Hon GERRY BROWNLEE (Leader of the House): In no circumstances would you be in a position of having to make such a ruling as sought in the final comment from that member. But what I would say is that I think the whole issue around urgent questions—and particularly in this case—falls to one side and in favour of your decision, because the member himself has said that these conditions have existed for quite some time. Although he quotes Speaker’s ruling 182(3), the fact is that Speakers’ rulings 182(6), 182(5), and 182(4) lend a huge amount of weight to the decision you have made. We are going into what effectively is a 1-week adjournment, not a 2-week adjournment, and the circumstances that the member is trying to suggest are hypothetical. No doubt, during the time we are in adjournment officials will look at the hypothetical position being put
before the House today, and will be able to give a better explanation of why for some time this gap has existed and how they expect to fill it.

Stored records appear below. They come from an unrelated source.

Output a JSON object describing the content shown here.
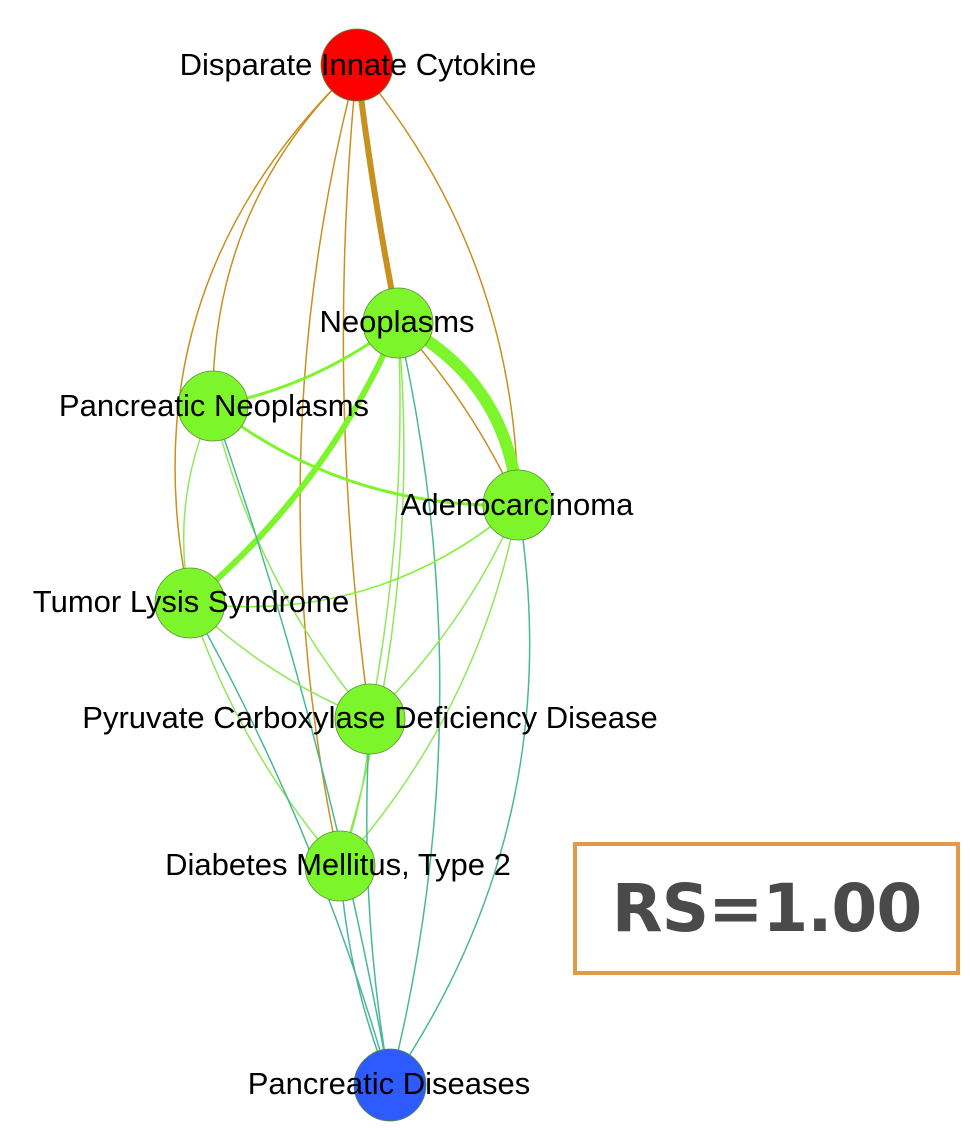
{
  "graph": {
    "nodes": [
      {
        "id": "cytokine",
        "label": "Disparate Innate Cytokine",
        "color": "#ff0000"
      },
      {
        "id": "neoplasms",
        "label": "Neoplasms",
        "color": "#7cf52a"
      },
      {
        "id": "pancneo",
        "label": "Pancreatic Neoplasms",
        "color": "#7cf52a"
      },
      {
        "id": "adeno",
        "label": "Adenocarcinoma",
        "color": "#7cf52a"
      },
      {
        "id": "tumor",
        "label": "Tumor Lysis Syndrome",
        "color": "#7cf52a"
      },
      {
        "id": "pyruvate",
        "label": "Pyruvate Carboxylase Deficiency Disease",
        "color": "#7cf52a"
      },
      {
        "id": "diabetes",
        "label": "Diabetes Mellitus, Type 2",
        "color": "#7cf52a"
      },
      {
        "id": "pancdis",
        "label": "Pancreatic Diseases",
        "color": "#2d5bff"
      }
    ],
    "edges": [
      {
        "from": "cytokine",
        "to": "neoplasms",
        "weight": 6,
        "color": "#c8901e"
      },
      {
        "from": "cytokine",
        "to": "pancneo",
        "weight": 1.5,
        "color": "#c8901e"
      },
      {
        "from": "cytokine",
        "to": "tumor",
        "weight": 1.5,
        "color": "#c8901e"
      },
      {
        "from": "cytokine",
        "to": "adeno",
        "weight": 1.5,
        "color": "#c8901e"
      },
      {
        "from": "cytokine",
        "to": "diabetes",
        "weight": 1.5,
        "color": "#c8901e"
      },
      {
        "from": "cytokine",
        "to": "pyruvate",
        "weight": 1.5,
        "color": "#c8901e"
      },
      {
        "from": "neoplasms",
        "to": "adeno",
        "weight": 12,
        "color": "#7cf52a"
      },
      {
        "from": "neoplasms",
        "to": "tumor",
        "weight": 6,
        "color": "#7cf52a"
      },
      {
        "from": "neoplasms",
        "to": "pancneo",
        "weight": 3,
        "color": "#7cf52a"
      },
      {
        "from": "neoplasms",
        "to": "pyruvate",
        "weight": 1.5,
        "color": "#8fe85a"
      },
      {
        "from": "neoplasms",
        "to": "diabetes",
        "weight": 1.5,
        "color": "#8fe85a"
      },
      {
        "from": "neoplasms",
        "to": "adeno",
        "weight": 1.5,
        "color": "#c8901e"
      },
      {
        "from": "neoplasms",
        "to": "pancdis",
        "weight": 1.5,
        "color": "#4ab898"
      },
      {
        "from": "pancneo",
        "to": "adeno",
        "weight": 3,
        "color": "#7cf52a"
      },
      {
        "from": "pancneo",
        "to": "tumor",
        "weight": 1.5,
        "color": "#8fe85a"
      },
      {
        "from": "pancneo",
        "to": "pyruvate",
        "weight": 1.5,
        "color": "#8fe85a"
      },
      {
        "from": "pancneo",
        "to": "pancdis",
        "weight": 1.5,
        "color": "#4ab898"
      },
      {
        "from": "tumor",
        "to": "adeno",
        "weight": 1.5,
        "color": "#7cf52a"
      },
      {
        "from": "tumor",
        "to": "pyruvate",
        "weight": 1.5,
        "color": "#8fe85a"
      },
      {
        "from": "tumor",
        "to": "diabetes",
        "weight": 1.5,
        "color": "#8fe85a"
      },
      {
        "from": "tumor",
        "to": "pancdis",
        "weight": 1.5,
        "color": "#4ab898"
      },
      {
        "from": "adeno",
        "to": "pyruvate",
        "weight": 1.5,
        "color": "#8fe85a"
      },
      {
        "from": "adeno",
        "to": "diabetes",
        "weight": 1.5,
        "color": "#8fe85a"
      },
      {
        "from": "adeno",
        "to": "pancdis",
        "weight": 1.5,
        "color": "#4ab898"
      },
      {
        "from": "pyruvate",
        "to": "diabetes",
        "weight": 1.5,
        "color": "#8fe85a"
      },
      {
        "from": "pyruvate",
        "to": "pancdis",
        "weight": 1.5,
        "color": "#4ab898"
      },
      {
        "from": "diabetes",
        "to": "pancdis",
        "weight": 1.5,
        "color": "#4ab898"
      }
    ]
  },
  "score": {
    "text": "RS=1.00",
    "border_color": "#e09a4a",
    "text_color": "#4a4a4a"
  }
}
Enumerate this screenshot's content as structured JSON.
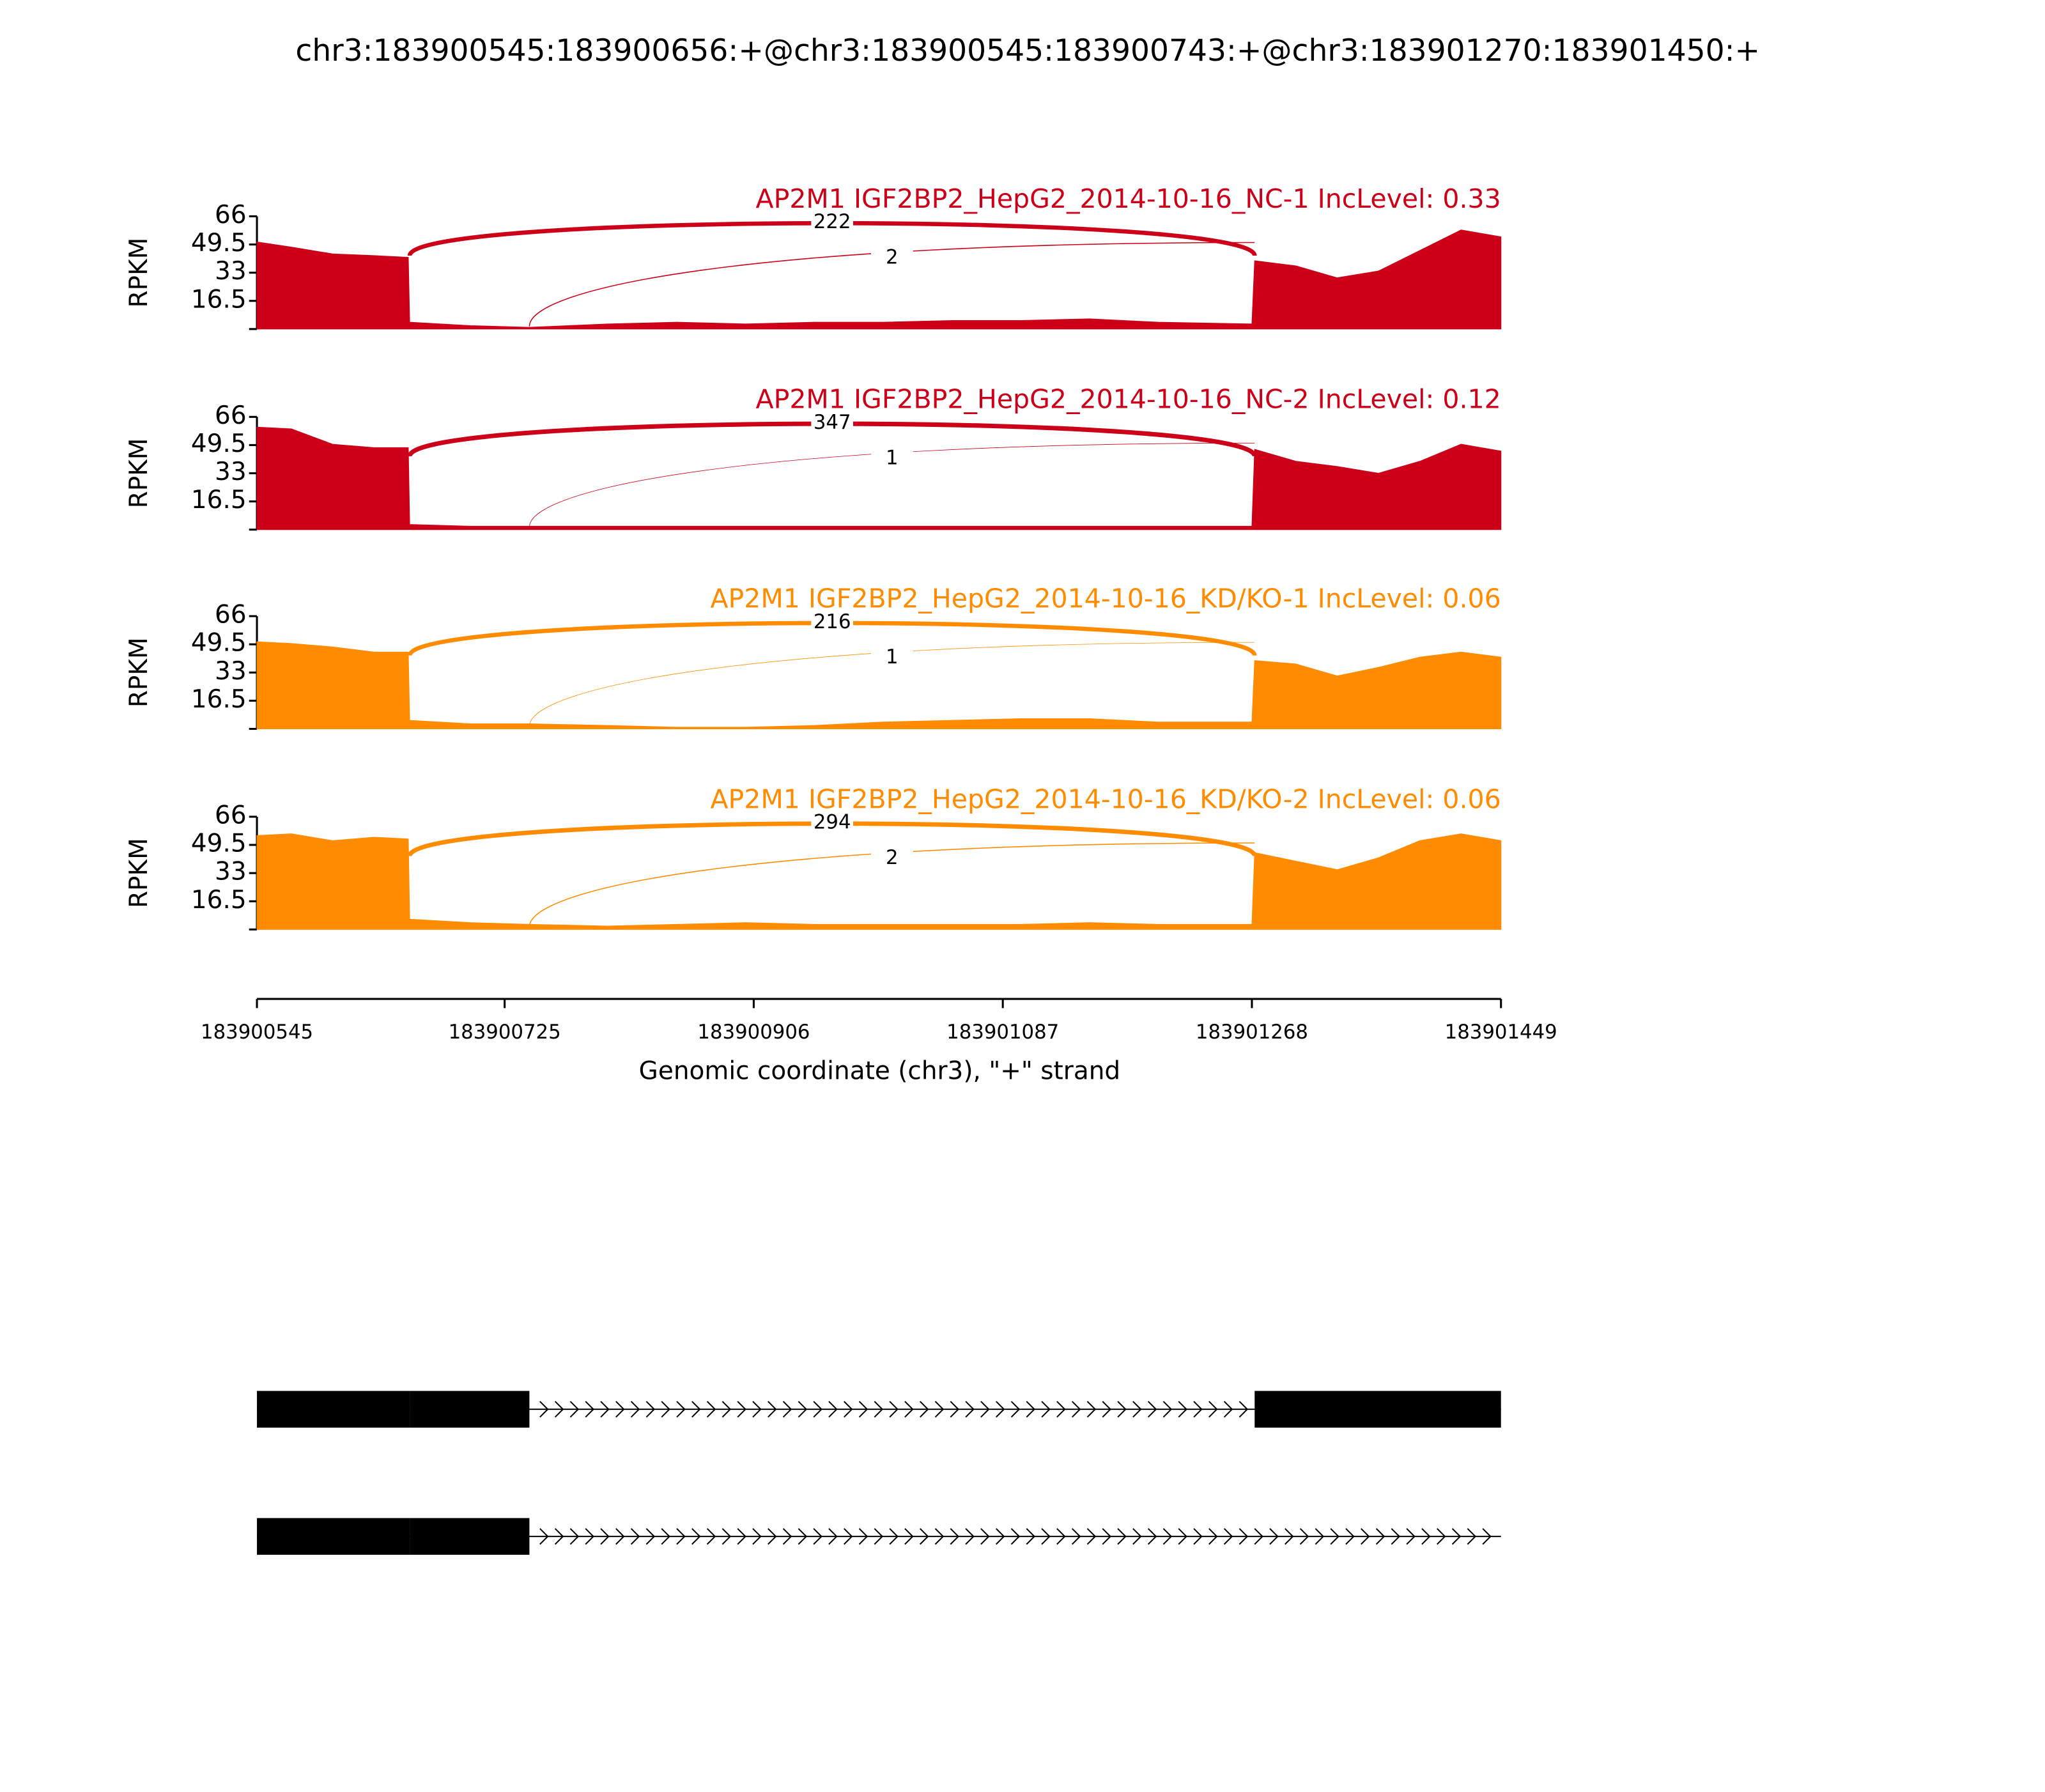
{
  "chart_data": {
    "type": "area",
    "title": "chr3:183900545:183900656:+@chr3:183900545:183900743:+@chr3:183901270:183901450:+",
    "xlabel": "Genomic coordinate (chr3), \"+\" strand",
    "ylabel": "RPKM",
    "xlim": [
      183900545,
      183901449
    ],
    "xticks": [
      183900545,
      183900725,
      183900906,
      183901087,
      183901268,
      183901449
    ],
    "ylim": [
      0,
      66
    ],
    "yticks": [
      16.5,
      33,
      49.5,
      66
    ],
    "x": [
      183900545,
      183900570,
      183900600,
      183900630,
      183900655,
      183900656,
      183900700,
      183900743,
      183900800,
      183900850,
      183900900,
      183900950,
      183901000,
      183901050,
      183901100,
      183901150,
      183901200,
      183901268,
      183901270,
      183901300,
      183901330,
      183901360,
      183901390,
      183901420,
      183901449
    ],
    "panels": [
      {
        "title": "AP2M1 IGF2BP2_HepG2_2014-10-16_NC-1 IncLevel: 0.33",
        "color": "#cc0018",
        "values": [
          51,
          48,
          44,
          43,
          42,
          4,
          2,
          1,
          3,
          4,
          3,
          4,
          4,
          5,
          5,
          6,
          4,
          3,
          40,
          37,
          30,
          34,
          46,
          58,
          54
        ],
        "junctions": [
          {
            "start": 183900656,
            "end": 183901270,
            "count": 222
          },
          {
            "start": 183900743,
            "end": 183901270,
            "count": 2
          }
        ]
      },
      {
        "title": "AP2M1 IGF2BP2_HepG2_2014-10-16_NC-2 IncLevel: 0.12",
        "color": "#cc0018",
        "values": [
          60,
          59,
          50,
          48,
          48,
          3,
          2,
          2,
          2,
          2,
          2,
          2,
          2,
          2,
          2,
          2,
          2,
          2,
          47,
          40,
          37,
          33,
          40,
          50,
          46
        ],
        "junctions": [
          {
            "start": 183900656,
            "end": 183901270,
            "count": 347
          },
          {
            "start": 183900743,
            "end": 183901270,
            "count": 1
          }
        ]
      },
      {
        "title": "AP2M1 IGF2BP2_HepG2_2014-10-16_KD/KO-1 IncLevel: 0.06",
        "color": "#ff8c00",
        "values": [
          51,
          50,
          48,
          45,
          45,
          5,
          3,
          3,
          2,
          1,
          1,
          2,
          4,
          5,
          6,
          6,
          4,
          4,
          40,
          38,
          31,
          36,
          42,
          45,
          42
        ],
        "junctions": [
          {
            "start": 183900656,
            "end": 183901270,
            "count": 216
          },
          {
            "start": 183900743,
            "end": 183901270,
            "count": 1
          }
        ]
      },
      {
        "title": "AP2M1 IGF2BP2_HepG2_2014-10-16_KD/KO-2 IncLevel: 0.06",
        "color": "#ff8c00",
        "values": [
          55,
          56,
          52,
          54,
          53,
          6,
          4,
          3,
          2,
          3,
          4,
          3,
          3,
          3,
          3,
          4,
          3,
          3,
          45,
          40,
          35,
          42,
          52,
          56,
          52
        ],
        "junctions": [
          {
            "start": 183900656,
            "end": 183901270,
            "count": 294
          },
          {
            "start": 183900743,
            "end": 183901270,
            "count": 2
          }
        ]
      }
    ],
    "transcripts": [
      {
        "exons": [
          [
            183900545,
            183900656
          ],
          [
            183900656,
            183900743
          ],
          [
            183901270,
            183901449
          ]
        ]
      },
      {
        "exons": [
          [
            183900545,
            183900656
          ],
          [
            183900656,
            183900743
          ]
        ]
      }
    ]
  }
}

Mr SPEAKER: I thank both members for their contribution. An urgent question has been lodged. Urgent questions are allowed to deal with matters that require the absolute, immediate attention of the House. They may be asked where the Speaker considers that it is in the public interest that they be answered immediately. A classic circumstance is where an irrevocable course of events is about to happen before the House sits next. I fully accept that the question lodged by the Hon Damien O’Connor raises a serious matter, but biosecurity protection does not relate to any identified, specific, immediate risk. I have taken guidance from the Clerk. I have had a look at the Standing Orders. I refer the Hon Trevor Mallard to Speaker’s ruling 182(6), which reads: “The guidance used in deciding whether a question is urgent is to ask whether it needs to be answered today, tomorrow, or next week.”
Hon Trevor Mallard: Well, it can’t be any of those.
Mr SPEAKER: Or the week after. In my opinion, the member’s question does not raise an irrevocable turn of events, and that is the test. There is no greater risk now than there was earlier today as a result of that report. I therefore rule that I am not allowing an urgent question.